With this blog, we hope to keep you up to date on impactful changes in the sales tax compliance, especially in New York State. The All About Sales Tax blog is written by a team of Hodgson Russ tax attorneys and its primary author, Joe Endres. The blog will review legislative and administrative changes in the sales tax; we’ll discuss new sales tax case law; and highlight the enforcement initiatives and tactics we’re seeing while defending businesses in sales tax audits.

Matter of Shawn McKee Enterprises, Inc.; Judge Gardiner; Division’s Rep.: Adam Roberts; Petitioner’s Rep.: Jennifer Koo; Articles 28 and 29

The issue in this case was whether Petitioner provided sufficient evidence that its sales of sulfuric acid to cesspool cleaning companies were sales for resale and not subject to tax.

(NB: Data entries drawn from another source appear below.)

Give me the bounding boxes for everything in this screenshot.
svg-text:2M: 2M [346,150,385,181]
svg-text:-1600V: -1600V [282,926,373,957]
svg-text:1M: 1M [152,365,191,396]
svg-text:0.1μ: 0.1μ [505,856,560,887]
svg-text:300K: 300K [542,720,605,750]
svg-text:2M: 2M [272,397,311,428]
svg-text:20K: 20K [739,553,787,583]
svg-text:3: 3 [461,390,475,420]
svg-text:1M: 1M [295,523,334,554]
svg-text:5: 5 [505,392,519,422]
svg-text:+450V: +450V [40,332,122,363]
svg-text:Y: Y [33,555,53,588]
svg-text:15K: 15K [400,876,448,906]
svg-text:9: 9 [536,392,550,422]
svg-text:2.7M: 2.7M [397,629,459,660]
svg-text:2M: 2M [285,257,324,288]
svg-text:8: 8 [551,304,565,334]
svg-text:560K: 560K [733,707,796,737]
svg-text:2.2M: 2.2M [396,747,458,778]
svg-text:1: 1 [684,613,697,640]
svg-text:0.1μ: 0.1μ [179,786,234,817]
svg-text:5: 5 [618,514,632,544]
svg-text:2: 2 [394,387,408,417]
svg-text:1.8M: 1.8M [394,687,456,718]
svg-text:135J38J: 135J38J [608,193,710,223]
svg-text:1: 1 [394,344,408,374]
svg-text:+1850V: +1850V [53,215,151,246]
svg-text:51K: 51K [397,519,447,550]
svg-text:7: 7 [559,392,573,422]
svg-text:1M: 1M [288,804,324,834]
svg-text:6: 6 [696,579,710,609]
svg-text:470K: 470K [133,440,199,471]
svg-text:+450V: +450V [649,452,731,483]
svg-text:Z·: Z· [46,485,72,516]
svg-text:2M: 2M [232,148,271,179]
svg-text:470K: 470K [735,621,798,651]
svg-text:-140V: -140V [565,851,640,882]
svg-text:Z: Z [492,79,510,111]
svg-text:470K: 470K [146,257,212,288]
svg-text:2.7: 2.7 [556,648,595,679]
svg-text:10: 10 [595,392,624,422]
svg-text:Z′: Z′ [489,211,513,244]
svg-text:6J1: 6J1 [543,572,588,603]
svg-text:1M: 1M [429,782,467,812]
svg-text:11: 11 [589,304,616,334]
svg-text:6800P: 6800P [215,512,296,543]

Petitioner did not dispute that all of its sales were to contractors that provide cesspool cleaning services. Thus, the Judge found that Petitioner’s argument that it was selling acid that would be resold was contrary to the facts of the transaction. Cesspool cleaning companies generally do not sell acid to their customers. Rather, they use the acid in the performance of their taxable maintenance/cleaning services. And the tax law explicitly states that a sale of any tangible personal property to a contractor for “maintaining, servicing or repairing real property, property or land . . . is deemed to be a retail sale regardless of whether the tangible personal property is to be resold as such before it is so used or consumed . . . .”  Tax Law § 1101(b)(4)(i). Thus, the ALJ concluded that the sales of acid were not properly viewed as sales for resale.

The Judge then turned to a more interesting question: Even if Petitioner’s sales to a particular customer ultimately failed to qualify as sales for resale, could Petitioner escape taxation because it accepted resale certificates from the particular customer? The  Judge recognized that a vendor may generally escape sales taxation on sales for which the vendor accepts, in good faith, timely and properly completed resale certificates from their customer. Unfortunately for Petitioner, only one of the resale certificates in the record was for a transaction that occurred during the audit period. Petitioner claimed that other resale certificates were stolen from the business during a robbery (ed. if I ever turn to a life of crime, the last thing I am going to steal is sales tax exemption certificates). The Judge was unpersuaded and cited the fact that Petitioner was also missing resale certificates for the sales tax periods following the robbery.

Finally, the Judge concluded that the resale certificates were also not properly completed because they were provided by contractors. The implication is that any resale certificate provided by a “contractor” is per se invalid. But such a rule would appear to be inconsistent with other Tax Department pronouncements. For example, in Carolyn Mazzenga, CPA, TSB-A-01(1)S, a dealer of home improvement supplies, whose customers included homeowners, retailers, and contractors, asked if a resale certificate could be accepted in good faith if the word “contractor” or “contracting” appeared in the customer’s name. The Department concluded that the dealer could accept the certificates in good faith as long as the dealer did not have “actual knowledge” that the customer was a contractor and was purchasing the materials specifically to use in a capital improvement job or repair to real property. According to the opinion, “Where Petitioner's client accepts a resale certificate in good faith, it is under no duty to investigate or police its customers or to debate the taxability of the sales with such customers . . . . There is no provision in the Tax Law or the Sales and Use Tax Regulations that requires Petitioner's client to require further substantiation from its customer.” (internal citations omitted).

Contractors can wear two “hats” – a construction service provider and a retailer of tangible property (think pool cleaning companies that also maintain a retail store front that sells chemicals, floats, and other pool-related materials). When purchasing material that will be used exclusively in the retail side of the business, a contractor can purchase the material for resale. The business is not functioning as a contractor for purposes of this material, and, therefore, the resale certificate restrictions should not apply. We have seen the Division adopt this approach on audit.

Were it simply an issue of the customers being contractors, this case may have come out differently. But the untimeliness of the certificates, as well as a lack of any testimony from Petitioner that it exercised ordinary due care or took any steps, as the vendor, to ascertain the appropriate resale certificates, resulted in the Judge sustaining the Notice.